Electrophoresis | 2009
Astrid Slany; Verena J. Haudek; Nina Gundacker; Johannes Griss; Thomas Mohr; Helge Wimmer; Maria Eisenbauer; Leonilla Elbling; Christopher Gerner
Interpretation of proteome profiling experiments largely relies on comparative analyses. False‐positive identifications may cause fatal misinterpretation of data. On the other hand, proteome analysis may also suffer from false negatives, when proteins that are actually present are not detected. This circumstance may be as fatal as false‐positive identifications and was hardly considered until now. Appropriate positive controls would facilitate quality assessment of proteome profiling experiments. Based on cell biology knowledge, our aim was to generate a list of commonly expressed proteins, which may serve as positive control. Following a pragmatic experimental strategy, we compared the cytoplasmic fractions of four largely differing kinds of cells, which were human DCs, endothelial cells, fibroblasts and keratinocytes. Proteome profiling was performed by 2D‐PAGE in addition to shotgun analysis. By shotgun analysis, 665 proteins were identified, which occurred in each of the four cells types; 360 proteins of those were also detectable in the corresponding 2‐D gels. We consider these proteins as common proteins. All shotgun analysis data, including mass fragmentation spectra of the corresponding peptides, are accessible via the proteomics identification database (http://www.ebi.ac.uk/pride).

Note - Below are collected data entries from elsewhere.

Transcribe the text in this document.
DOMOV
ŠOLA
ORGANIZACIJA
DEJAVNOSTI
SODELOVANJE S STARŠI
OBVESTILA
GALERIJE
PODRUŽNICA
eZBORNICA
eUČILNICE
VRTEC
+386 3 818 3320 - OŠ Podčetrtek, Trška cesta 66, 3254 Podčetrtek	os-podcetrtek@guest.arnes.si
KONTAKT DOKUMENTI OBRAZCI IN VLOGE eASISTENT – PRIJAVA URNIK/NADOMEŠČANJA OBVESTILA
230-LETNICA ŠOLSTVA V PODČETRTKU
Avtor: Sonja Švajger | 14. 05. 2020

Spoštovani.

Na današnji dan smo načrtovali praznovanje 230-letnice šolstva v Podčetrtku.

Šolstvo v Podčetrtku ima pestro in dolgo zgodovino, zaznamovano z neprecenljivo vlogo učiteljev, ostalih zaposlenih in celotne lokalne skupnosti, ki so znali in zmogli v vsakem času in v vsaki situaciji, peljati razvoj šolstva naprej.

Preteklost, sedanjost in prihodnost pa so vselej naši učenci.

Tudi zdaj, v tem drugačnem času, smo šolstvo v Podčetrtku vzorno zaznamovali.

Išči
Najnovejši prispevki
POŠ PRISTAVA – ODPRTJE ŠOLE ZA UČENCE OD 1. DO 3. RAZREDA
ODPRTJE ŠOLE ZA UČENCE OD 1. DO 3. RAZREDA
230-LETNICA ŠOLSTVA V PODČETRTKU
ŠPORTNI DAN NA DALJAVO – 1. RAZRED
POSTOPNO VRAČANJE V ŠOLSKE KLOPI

As expected, most of the common proteins could be clearly assigned to at least one of the following functional categories: chaperones, cytoskeleton, energy metabolism, redox regulation, nucleic acid processing, protein turnover, membrane transport, protein synthesis and signaling. We suggest that the present data may prove helpful for data assessment, quality control and interpretation of a large variety of experiments based on proteome profiling.